We were expecting to be ‘dumped’ outside of town but something very strange happened – this bus company actually looks after their passengers! we were dropped off right at the ferry terminal. We had decided to live dangerously on this trip by not booking any accommodation in advance. It was making me (the lover of plans) quite twitchy but I was trying my best to be calm about it. Plus I had read the book so had a fair idea of what options there were. We wanted to stay to An Bhinh island rather than in the town.
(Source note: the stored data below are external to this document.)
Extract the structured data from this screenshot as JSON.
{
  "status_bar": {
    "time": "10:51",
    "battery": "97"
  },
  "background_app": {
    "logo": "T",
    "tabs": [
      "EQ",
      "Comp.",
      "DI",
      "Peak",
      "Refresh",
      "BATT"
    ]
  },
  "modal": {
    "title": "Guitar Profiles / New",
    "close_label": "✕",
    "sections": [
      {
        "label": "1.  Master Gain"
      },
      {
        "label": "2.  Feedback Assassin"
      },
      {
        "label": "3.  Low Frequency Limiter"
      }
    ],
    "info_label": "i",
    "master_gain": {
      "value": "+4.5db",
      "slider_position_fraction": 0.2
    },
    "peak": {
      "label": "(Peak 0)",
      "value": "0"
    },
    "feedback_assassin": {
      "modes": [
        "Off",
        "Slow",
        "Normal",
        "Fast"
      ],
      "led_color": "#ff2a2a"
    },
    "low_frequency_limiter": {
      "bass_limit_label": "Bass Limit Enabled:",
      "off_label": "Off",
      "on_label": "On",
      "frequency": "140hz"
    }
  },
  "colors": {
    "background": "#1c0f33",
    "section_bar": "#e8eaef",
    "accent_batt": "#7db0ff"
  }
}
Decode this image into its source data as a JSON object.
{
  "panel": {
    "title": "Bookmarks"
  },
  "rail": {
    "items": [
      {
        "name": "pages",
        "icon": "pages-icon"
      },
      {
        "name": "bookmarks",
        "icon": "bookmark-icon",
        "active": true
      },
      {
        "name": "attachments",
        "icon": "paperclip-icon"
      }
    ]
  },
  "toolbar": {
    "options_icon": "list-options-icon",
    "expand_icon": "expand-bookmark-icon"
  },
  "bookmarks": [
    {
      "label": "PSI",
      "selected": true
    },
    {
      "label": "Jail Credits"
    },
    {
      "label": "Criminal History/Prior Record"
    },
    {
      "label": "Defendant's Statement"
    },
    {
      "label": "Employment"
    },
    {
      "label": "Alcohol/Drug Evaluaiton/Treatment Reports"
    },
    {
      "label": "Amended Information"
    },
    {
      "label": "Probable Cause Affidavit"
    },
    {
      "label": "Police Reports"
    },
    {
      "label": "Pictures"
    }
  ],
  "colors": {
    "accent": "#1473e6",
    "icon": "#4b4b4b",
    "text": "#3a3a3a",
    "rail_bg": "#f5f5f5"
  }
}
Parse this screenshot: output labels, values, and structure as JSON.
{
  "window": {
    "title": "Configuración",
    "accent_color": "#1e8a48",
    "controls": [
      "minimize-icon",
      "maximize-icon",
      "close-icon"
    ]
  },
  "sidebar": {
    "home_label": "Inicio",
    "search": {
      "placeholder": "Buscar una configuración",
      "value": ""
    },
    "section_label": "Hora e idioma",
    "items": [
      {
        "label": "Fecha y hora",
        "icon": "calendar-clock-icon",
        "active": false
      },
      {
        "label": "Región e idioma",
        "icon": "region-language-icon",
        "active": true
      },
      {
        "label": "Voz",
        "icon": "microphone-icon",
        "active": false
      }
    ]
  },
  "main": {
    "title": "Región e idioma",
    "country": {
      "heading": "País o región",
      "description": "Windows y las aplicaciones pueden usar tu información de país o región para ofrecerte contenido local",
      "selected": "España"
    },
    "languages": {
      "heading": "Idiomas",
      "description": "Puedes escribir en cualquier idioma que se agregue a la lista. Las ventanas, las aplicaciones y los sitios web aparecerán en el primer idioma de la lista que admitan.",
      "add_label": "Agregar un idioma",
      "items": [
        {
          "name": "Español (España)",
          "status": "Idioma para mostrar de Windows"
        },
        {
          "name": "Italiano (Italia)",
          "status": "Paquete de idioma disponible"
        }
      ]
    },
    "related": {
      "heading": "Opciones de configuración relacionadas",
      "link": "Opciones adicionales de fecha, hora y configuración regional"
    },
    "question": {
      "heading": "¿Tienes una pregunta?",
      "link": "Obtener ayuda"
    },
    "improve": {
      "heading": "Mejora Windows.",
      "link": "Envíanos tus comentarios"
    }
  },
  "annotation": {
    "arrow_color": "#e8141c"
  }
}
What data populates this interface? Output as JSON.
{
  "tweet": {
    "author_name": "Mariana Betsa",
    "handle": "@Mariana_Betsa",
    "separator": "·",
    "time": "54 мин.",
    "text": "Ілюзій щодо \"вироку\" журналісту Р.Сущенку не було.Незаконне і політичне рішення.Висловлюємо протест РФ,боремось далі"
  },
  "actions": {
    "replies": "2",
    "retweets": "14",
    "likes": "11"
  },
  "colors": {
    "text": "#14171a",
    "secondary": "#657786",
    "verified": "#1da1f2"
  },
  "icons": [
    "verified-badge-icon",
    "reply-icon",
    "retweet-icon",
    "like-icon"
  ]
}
At the ferry ‘terminal’ (a set of steps) we met a lady offering her homestay. I asked her the name of it & she wrote it down. It was the name of one of the homestays I had looked at in the book. What a coincidence! We got the boat across she had arranged for us & even purchased a celebratory beer for the journey. The location didn't quite match the description I had read in the book & I began to wonder if this coincidence wasn't one at all. Perhaps we had been kidnapped. When we arrived at the homestay – down a series of paths that sit between rivers & ditches which serve as the main road we arrived at the homestay – not the name of the one in the book. When I asked I was told it was the same family. Hmm. I beginning to feel a little uncomfortable but when she showed me the room I moved from uncomfortable into a heightened state of anxiety. Why? Let me explain. I believe that geckos are out to kill me. All perfectly rational thinking. So when I am presented with a room that is open to the elements from about 5ft up the wall to the roof at the top & a gap around the bottom of about four inches big enough for most animals to enter let along geckos I froze. I tried so hard to be rational when I explained to the woman I couldn't possibly stay in that room as I might be killed. Thankfully she offered us a bungalow with solid walls from top to bottom – not much to ask for. Not what I would consider a luxury but this is the Mekong Delta. This is an island. And this is a homestay. These are all things Mr L said when he was trying to assist.I Couldn't argue. Probably not the homestay we had seen in the book but It was very pretty, pleasant and quite idyllic. We put aside our fear of kidnap & relaxed.
Dinner was included in the price and it was really rather good although I was on high alert with geckos everywhere. When we went to bed Mr L was very patient when I requested the bed be moved into the centre of the room and spent most of the night in the centre of the bed shrouded in all of the sheet.